For doctors to make an initial diagnosis of Alzheimer’s disease, they must first be satisfied that there isdementia – guidelines spell out what dementia consists of. It involves cognitive or behavioral symptoms that show a decline from previous levels of “functioning and performing” and interfere with ability “to function at work or at usual activities.”
The cognitive decline is in at least TWO of the five symptom areas listed below (from guidelines jointly produced by the National Institute on Aging and the Alzheimer’s Association):
1. Worsened ability to take in and remember new information, for example:
- “Repetitive questions or conversations
- Misplacing personal belongings
- Forgetting events or appointments
- Getting lost on a familiar route.”
2. Impairments to reasoning, complex tasking, exercising judgment:
- “Poor understanding of safety risks
- Inability to manage finances
- Poor decision-making ability
- Inability to plan complex or sequential activities.”
3. Impaired visuospatial abilities (but not, for example, due to eye sight problems):
- “Inability to recognize faces or common objects or to find objects in direct view
- Inability to operate simple implements, or orient clothing to the body.”

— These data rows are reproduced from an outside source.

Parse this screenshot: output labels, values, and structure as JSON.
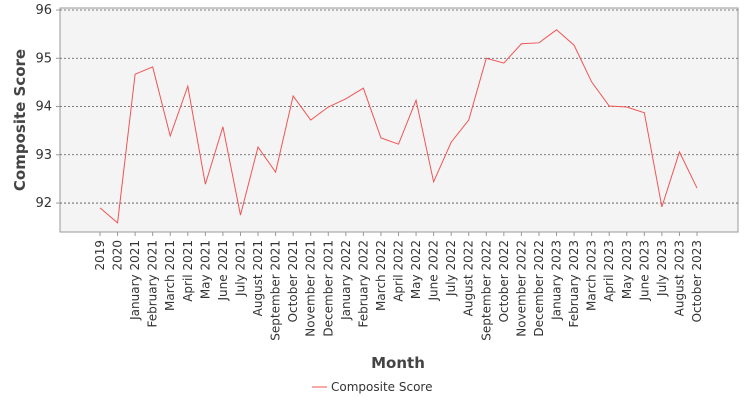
{
  "chart_data": {
    "type": "line",
    "x_label": "Month",
    "y_label": "Composite Score",
    "categories": [
      "2019",
      "2020",
      "January 2021",
      "February 2021",
      "March 2021",
      "April 2021",
      "May 2021",
      "June 2021",
      "July 2021",
      "August 2021",
      "September 2021",
      "October 2021",
      "November 2021",
      "December 2021",
      "January 2022",
      "February 2022",
      "March 2022",
      "April 2022",
      "May 2022",
      "June 2022",
      "July 2022",
      "August 2022",
      "September 2022",
      "October 2022",
      "November 2022",
      "December 2022",
      "January 2023",
      "February 2023",
      "March 2023",
      "April 2023",
      "May 2023",
      "June 2023",
      "July 2023",
      "August 2023",
      "October 2023"
    ],
    "series": [
      {
        "name": "Composite Score",
        "color": "#f05555",
        "values": [
          91.9,
          91.59,
          94.67,
          94.82,
          93.39,
          94.42,
          92.39,
          93.58,
          91.75,
          93.16,
          92.64,
          94.22,
          93.72,
          93.99,
          94.16,
          94.38,
          93.35,
          93.22,
          94.13,
          92.44,
          93.26,
          93.72,
          95.0,
          94.9,
          95.3,
          95.32,
          95.59,
          95.27,
          94.51,
          94.01,
          93.99,
          93.87,
          91.92,
          93.06,
          92.31
        ]
      }
    ],
    "ylim": [
      91.4,
      96
    ],
    "yticks": [
      92,
      93,
      94,
      95,
      96
    ],
    "grid": true,
    "legend": "bottom"
  }
}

4. Impaired speaking, reading and writing:
- “Difficulty thinking of common words while speaking, hesitations
- Speech, spelling, and writing errors.”
5. Changes in personality and behavior, for example:
- Out-of-character mood changes, including agitation; less interest, motivation or initiative; apathy; social withdrawal
- Loss of empathy
- Compulsive, obsessive or socially unacceptable behavior.
Once the number and severity of these example symptoms confirm dementia, the best certainty that they are because of Alzheimer’s disease is given by:
- A gradual onset “over months to years” rather than hours or days (the case with some other problems)
- A marked worsening of the individual person’s normal level of cognition in particular areas.
The most common presentation marking Alzheimer’s dementia is where symptoms of memory loss are the most prominent, especially in the area of learning and recalling new information. But the initial presentation can also be one of mainly language problems, in which case the greatest symptom is struggling to find the right words.
If visuospatial deficits are most prominent, meanwhile, these would include inability to recognize objects and faces, to comprehend separate parts of a scene at once (simultanagnosia), and a type of difficulty with reading text (alexia). Finally, the most prominent deficits in “executive dysfunction” would be to do with reasoning, judgment and problem-solving.
Stages of Alzheimer’s disease
The progression of Alzheimer’s can be broken down into three basic stages:
- Preclinical (no signs or symptoms yet)
- Mild cognitive impairment
The Alzheimer’s Association has broken this down further, describing seven stages along a continuum of cognitive decline based on symptom severity – from a state of no impairment, through mild and moderate decline, and eventually reaching “very severe decline.”
The association has published the seven stages online.13 It is not usually until stage four that a diagnosis is clear – here it is called mild or early-stage Alzheimer’s disease, and “a careful medical interview should be able to detect clear-cut symptoms in several areas.”